En Afghanistan, le service des droits de l’homme de la Mission d’assistance des Nations Unies en Afghanistan (MANUA) a recensé de nombreuses violations des droits humains ciblant des journalistes et des professionnels des médias depuis l’arrivée au pouvoir des Taliban. De nombreuses femmes journalistes comme Zuhal travaillent dans la crainte d’être constamment surveillées et harcelées.
« Toute menace à l’encontre d’un journaliste est une attaque directe à la liberté d’information, d’opinion et d’expression, qui sont des droits fondamentaux nous appartenant tous », a déclaré le Haut-Commissaire des Nations Unies aux droits de l’homme Volker Türk à l’occasion de la Journée mondiale de la liberté de la presse. « La sécurité des journalistes n’est pas seulement une question de sécurité personnelle, c’est une question de sécurité et de santé pour des sociétés entières. »
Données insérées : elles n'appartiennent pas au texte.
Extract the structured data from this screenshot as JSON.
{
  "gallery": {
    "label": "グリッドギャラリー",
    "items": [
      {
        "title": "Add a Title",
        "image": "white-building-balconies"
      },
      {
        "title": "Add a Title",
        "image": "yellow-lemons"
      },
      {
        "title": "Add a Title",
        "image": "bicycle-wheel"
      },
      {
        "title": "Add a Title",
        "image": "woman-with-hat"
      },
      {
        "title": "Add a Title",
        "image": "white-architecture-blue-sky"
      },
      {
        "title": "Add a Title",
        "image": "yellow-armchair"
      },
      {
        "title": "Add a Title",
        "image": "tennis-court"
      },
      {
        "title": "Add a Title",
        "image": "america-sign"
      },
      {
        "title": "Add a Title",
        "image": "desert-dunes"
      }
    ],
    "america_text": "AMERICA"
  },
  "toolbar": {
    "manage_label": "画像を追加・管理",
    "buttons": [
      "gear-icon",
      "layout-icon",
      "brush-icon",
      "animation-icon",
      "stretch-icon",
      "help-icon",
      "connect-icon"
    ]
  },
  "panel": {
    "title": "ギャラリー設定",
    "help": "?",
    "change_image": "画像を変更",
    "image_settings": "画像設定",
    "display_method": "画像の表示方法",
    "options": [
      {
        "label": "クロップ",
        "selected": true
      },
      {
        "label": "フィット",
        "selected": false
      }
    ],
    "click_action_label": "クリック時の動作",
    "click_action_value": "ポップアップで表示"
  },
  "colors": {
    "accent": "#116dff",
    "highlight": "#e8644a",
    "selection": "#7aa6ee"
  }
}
« Cependant, alors que nous célébrons le 30e anniversaire de la Journée mondiale de la liberté de la presse, nous assistons dans le monde entier à la fermeture forcée de ces frontières et à une tendance alarmante et agressive à la suppression de la liberté d’expression », a-t-il énoncé.
La promesse de la Déclaration universelle des droits de l’homme confirme le droit de chaque personne de jouir de la liberté d’expression et de l’accès à l’information, a ajouté le Haut-Commissaire. Dans le cadre du 75e anniversaire de la Déclaration universelle, le HCDH consacrera le mois de mai à la promotion des voix critiques et des débats, à la garantie de la sécurité des journalistes et à la protection de l’espace civique.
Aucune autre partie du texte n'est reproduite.